Choose a Spack reference (commit or branch)¶
Uberenv needs to know which version of Spack to clone locally. The Spack
version used by a project can be found in the .uberenv_config.json file
in the top-level project directory.
In general, using the latest Spack release should be the default strategy. But things can quickly get complicated. Among the considerations for choosing a Spack version are:
Need for a newer Spack feature / fix.
Need for a newer package version, for example supporting the latest release of a given product.
Coherency with other projects.
Let’s consider the example of Umpire/RAJA/CHAI. Those projects work together and have synchronized releases. They all use Uberenv for their CI.
For those projects we try to:
Use the same Spack reference so testing behaves coherently across projects.
Use a Spack reference as new as possible, without changing it every month (for now).

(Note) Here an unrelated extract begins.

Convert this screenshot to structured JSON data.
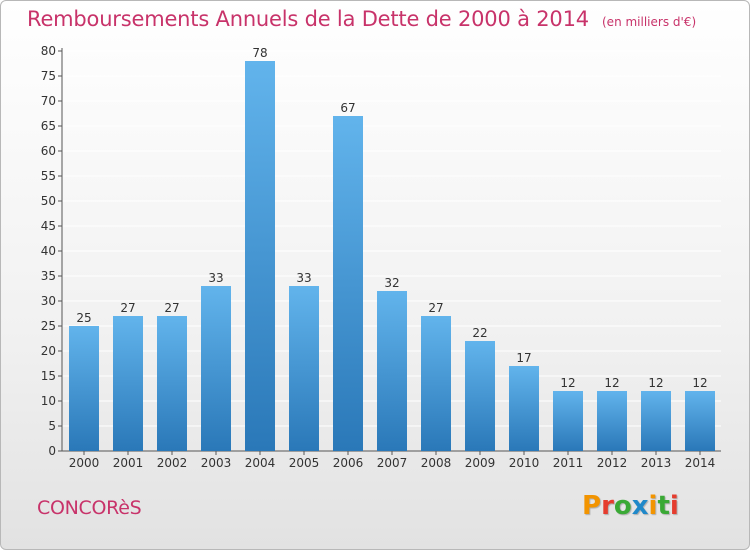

Limit local patching of Spack packages.
Limiting local patching of Spack packages¶
Uberenv allows projects to duplicate any Spack package locally and patch it. It is important to limit the amount of patching, however. Every local patch creates a divergence between the developer / CI configuration and the one a project gets from the Spack repo.
Typical use cases for a local package patch include:
Test changes to the package that will be necessary for the next release.
Fix a bug, test a tweak in a toolchain configuration (we have seen the need for flags, or HIP / CUDA tweaks in the past).
In any case, those local changes should be pushed to upstream Spack as soon as possible. Typically, a project upstreams changes to its Spack package after a project release is done. This allows the new release tag/version to be included in the Spack package update.
Spack reference during the release process¶
As mentioned above, when a projects does a release, the release has to happen before it can be added to Spack.
Then, we want:
To limit the use of a local patch: after a release there should be no local patching needed.
To make sure we keep testing our code as close as possible to the user configuration: only the latest Spack package has the logic to build the latest release. (Most) users will want that.
For a project, that means we will have to update the Spack reference for Uberenv as soon as the Spack package has been updated.
Note
Upstream of the release, we might want to test the upcoming Spack package changes in spack@develop. In other words, we could anticipate the creation of a pull request in Spack and use it as a reference in Uberenv. However, it is not advised to create the release with this setting, because Uberenv now points to a PR in Spack that may disappear in the future.
In a nutshell¶
The chosen Spack reference used in Uberenv should evolve in time as follows:
After a project release, when the upstream Spack package gets updated, and Uberenv should point to the corresponding Spack merge commit.
Then, when a new Spack release comes out, it will have our latest changes and should be used as a reference.